At 38 Degrees Ale House & Grill in Alhambra (http://www.38degreesalhambra.com), owner Clay Harding has put together an impressive selection of draught and bottled brews from all over. I counted 38 (rotating) taps and 60+ bottles, as well as a seasonal beer list. I had a pint of “Life and Limb” American Strong Ale, a tasty and wonderful ‘hybrid’ beer brewed by Sierra Nevada (Chico, CA) and Dogfish Head (Milton, DE) craft breweries. If you find it, get one. Dark, brown, lovely. Brewed with maple syrup and warms you up at 10% alcohol. I also tasted the Coronado Island Islander Pale Ale IPA (Coronado/San Diego, CA), and Alesmith IPA (San Diego). The Coronado poured more towards the lighter side, a hazy golden color, and had a piney and citrusy flavor. It was okay, but I really liked the Alesmith.

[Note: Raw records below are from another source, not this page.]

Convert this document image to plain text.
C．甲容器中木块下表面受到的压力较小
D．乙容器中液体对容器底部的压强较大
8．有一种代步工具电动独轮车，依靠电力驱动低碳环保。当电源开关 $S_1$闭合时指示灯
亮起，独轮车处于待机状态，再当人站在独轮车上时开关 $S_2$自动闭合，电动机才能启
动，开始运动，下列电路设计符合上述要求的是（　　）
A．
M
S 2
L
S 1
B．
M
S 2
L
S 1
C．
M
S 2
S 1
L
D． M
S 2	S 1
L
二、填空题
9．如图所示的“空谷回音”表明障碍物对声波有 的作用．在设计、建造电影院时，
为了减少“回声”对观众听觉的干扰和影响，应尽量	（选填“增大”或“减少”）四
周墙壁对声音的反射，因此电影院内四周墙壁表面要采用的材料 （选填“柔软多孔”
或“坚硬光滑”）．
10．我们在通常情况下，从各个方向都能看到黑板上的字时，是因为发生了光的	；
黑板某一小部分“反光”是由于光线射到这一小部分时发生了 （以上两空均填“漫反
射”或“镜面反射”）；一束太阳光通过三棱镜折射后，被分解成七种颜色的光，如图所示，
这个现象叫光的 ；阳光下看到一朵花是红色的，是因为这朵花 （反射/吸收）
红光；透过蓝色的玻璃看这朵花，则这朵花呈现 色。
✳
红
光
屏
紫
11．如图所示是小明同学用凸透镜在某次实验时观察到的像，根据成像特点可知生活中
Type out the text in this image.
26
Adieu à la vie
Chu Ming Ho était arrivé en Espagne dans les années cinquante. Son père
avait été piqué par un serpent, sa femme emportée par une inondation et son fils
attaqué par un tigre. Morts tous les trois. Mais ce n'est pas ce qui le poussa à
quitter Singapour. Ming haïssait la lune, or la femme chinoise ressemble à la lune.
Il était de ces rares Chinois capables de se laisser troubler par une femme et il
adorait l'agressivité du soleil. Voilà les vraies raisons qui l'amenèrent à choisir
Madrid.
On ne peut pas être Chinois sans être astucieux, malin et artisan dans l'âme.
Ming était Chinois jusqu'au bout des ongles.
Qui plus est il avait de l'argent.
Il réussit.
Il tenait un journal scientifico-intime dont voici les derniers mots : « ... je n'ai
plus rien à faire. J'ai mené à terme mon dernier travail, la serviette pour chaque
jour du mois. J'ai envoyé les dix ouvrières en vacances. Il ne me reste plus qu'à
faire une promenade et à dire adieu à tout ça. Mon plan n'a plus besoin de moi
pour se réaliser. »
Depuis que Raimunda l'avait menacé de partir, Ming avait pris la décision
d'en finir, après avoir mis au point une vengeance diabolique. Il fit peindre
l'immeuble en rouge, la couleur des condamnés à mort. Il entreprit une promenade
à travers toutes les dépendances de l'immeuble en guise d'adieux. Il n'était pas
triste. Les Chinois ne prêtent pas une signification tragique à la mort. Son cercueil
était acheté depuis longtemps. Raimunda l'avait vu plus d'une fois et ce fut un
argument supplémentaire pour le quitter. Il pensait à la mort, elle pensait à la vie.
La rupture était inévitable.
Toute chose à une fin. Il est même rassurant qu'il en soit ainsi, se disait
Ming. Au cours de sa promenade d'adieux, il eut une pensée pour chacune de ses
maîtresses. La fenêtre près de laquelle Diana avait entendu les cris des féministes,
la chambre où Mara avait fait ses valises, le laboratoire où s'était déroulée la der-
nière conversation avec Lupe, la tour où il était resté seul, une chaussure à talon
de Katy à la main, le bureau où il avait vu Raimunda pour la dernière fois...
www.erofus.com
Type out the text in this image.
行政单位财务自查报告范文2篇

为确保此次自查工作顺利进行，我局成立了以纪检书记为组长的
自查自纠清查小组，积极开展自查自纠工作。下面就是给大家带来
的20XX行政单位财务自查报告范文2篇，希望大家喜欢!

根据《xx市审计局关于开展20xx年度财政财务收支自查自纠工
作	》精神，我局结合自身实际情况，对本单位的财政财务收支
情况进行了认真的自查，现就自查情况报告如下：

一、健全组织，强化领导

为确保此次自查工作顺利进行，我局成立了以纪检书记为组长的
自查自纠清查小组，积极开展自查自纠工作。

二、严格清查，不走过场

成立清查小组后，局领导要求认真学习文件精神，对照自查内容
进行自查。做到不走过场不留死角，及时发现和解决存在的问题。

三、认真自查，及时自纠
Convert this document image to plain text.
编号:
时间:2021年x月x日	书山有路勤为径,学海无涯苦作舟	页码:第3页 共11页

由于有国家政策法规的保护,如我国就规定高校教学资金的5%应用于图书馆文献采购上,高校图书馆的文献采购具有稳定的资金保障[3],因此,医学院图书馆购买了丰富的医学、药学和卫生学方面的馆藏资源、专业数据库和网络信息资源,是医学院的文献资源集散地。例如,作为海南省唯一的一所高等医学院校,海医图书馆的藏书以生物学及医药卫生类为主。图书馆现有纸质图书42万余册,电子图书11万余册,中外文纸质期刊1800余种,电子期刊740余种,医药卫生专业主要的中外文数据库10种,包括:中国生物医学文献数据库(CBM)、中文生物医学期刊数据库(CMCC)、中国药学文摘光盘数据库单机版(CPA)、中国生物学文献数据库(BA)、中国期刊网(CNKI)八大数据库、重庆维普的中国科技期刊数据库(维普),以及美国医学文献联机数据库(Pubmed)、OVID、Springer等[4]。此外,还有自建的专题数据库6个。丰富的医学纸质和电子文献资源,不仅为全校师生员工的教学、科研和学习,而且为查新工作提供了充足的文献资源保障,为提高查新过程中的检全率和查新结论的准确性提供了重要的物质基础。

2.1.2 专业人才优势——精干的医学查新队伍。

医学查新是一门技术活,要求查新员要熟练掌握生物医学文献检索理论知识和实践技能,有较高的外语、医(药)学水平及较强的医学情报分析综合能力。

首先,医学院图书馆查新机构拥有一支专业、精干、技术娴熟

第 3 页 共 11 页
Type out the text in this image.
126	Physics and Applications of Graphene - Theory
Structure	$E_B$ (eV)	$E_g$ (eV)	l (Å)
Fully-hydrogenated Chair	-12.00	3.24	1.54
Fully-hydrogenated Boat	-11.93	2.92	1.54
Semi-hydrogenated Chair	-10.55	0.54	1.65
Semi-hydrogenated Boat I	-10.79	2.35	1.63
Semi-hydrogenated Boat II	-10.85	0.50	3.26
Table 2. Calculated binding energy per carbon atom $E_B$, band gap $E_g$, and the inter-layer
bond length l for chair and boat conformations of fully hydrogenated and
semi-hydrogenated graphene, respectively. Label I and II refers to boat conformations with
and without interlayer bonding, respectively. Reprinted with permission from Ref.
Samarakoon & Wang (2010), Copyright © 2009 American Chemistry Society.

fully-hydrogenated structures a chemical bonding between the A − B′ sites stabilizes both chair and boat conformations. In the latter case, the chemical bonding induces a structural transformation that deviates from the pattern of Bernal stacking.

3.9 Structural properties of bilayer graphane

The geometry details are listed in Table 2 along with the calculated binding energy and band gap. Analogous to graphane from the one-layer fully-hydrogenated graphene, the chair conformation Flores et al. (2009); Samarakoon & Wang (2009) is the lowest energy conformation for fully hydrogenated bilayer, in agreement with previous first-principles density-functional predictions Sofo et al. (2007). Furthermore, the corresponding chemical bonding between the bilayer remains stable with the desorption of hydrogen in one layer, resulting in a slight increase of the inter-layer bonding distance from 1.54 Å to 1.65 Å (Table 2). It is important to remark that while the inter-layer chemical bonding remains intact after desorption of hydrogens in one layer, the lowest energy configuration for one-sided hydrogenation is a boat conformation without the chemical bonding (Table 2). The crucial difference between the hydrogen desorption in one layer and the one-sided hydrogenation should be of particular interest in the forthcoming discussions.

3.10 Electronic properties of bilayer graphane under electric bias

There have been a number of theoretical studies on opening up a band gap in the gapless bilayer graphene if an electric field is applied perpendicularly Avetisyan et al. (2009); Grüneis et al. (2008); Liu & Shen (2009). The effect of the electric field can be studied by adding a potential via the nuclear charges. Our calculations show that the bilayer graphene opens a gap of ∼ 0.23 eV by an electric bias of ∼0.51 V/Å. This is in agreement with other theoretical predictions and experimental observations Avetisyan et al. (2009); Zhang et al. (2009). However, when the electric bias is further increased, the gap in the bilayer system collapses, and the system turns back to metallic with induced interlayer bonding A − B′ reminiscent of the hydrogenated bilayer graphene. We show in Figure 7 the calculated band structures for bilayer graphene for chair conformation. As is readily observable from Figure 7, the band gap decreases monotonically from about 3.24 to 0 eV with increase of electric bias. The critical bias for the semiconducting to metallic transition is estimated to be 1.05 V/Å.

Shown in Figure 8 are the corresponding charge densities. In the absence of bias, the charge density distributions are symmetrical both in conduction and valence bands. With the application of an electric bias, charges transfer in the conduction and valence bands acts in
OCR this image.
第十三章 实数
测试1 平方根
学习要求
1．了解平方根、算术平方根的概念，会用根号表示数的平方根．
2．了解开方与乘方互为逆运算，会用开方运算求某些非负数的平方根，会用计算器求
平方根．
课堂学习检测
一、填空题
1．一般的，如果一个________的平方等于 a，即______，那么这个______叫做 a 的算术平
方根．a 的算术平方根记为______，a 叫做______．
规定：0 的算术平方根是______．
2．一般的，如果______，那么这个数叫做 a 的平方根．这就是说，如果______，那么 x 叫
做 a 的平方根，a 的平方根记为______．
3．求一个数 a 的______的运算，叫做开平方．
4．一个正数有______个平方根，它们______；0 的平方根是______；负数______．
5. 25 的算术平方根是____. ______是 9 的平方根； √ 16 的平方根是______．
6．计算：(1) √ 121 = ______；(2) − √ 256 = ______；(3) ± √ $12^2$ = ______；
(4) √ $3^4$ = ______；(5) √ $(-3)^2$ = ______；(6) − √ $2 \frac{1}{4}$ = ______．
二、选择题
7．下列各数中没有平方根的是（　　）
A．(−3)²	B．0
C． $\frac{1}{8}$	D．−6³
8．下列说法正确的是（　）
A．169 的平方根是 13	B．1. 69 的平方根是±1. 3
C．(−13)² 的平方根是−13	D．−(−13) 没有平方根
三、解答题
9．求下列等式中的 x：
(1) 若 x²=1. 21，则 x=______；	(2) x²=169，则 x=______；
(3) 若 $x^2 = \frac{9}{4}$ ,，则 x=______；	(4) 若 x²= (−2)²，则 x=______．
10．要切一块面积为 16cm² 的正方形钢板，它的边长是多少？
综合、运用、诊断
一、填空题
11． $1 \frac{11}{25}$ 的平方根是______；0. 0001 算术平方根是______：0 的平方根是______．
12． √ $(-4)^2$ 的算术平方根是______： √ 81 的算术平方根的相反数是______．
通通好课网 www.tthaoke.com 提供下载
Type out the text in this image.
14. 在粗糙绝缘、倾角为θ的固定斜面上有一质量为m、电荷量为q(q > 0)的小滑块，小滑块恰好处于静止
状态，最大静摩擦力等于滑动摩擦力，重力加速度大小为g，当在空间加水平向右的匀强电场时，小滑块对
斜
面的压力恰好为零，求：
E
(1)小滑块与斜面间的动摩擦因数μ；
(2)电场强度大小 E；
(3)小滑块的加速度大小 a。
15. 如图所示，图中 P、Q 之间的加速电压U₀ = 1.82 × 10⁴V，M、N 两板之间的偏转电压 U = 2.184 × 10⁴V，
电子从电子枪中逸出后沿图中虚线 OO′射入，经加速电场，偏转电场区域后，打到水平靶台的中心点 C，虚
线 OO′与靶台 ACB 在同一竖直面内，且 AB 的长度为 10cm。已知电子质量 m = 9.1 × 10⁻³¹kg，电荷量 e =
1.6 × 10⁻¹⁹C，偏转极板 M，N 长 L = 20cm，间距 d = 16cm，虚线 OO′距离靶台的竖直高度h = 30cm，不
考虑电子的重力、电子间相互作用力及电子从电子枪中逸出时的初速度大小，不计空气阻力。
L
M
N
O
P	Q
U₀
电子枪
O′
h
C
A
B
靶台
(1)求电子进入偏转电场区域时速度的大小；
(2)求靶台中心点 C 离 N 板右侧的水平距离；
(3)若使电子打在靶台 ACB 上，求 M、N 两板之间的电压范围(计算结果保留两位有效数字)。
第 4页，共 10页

They’ve always been one of my favorite San Diego breweries (along with Port), and their ESB (Extra Special Bitter) is also worth looking for. The Alesmith IPA poured more of an amber color and emitted a nice floral nose. The malty sweetness of this IPA also made it a little smoother to drink, very enjoyable with my sliders. Look for the Alesmith IPA and support good, local beers while you’re at it. And while you’re at it, drink those good, local beers at good, local spots, like Heroes and 38 degrees. Certainly not the Yard House.
‘Tis the season to eat, drink, and be merry. Cheers to all and remember that life is too short to drink bad beer.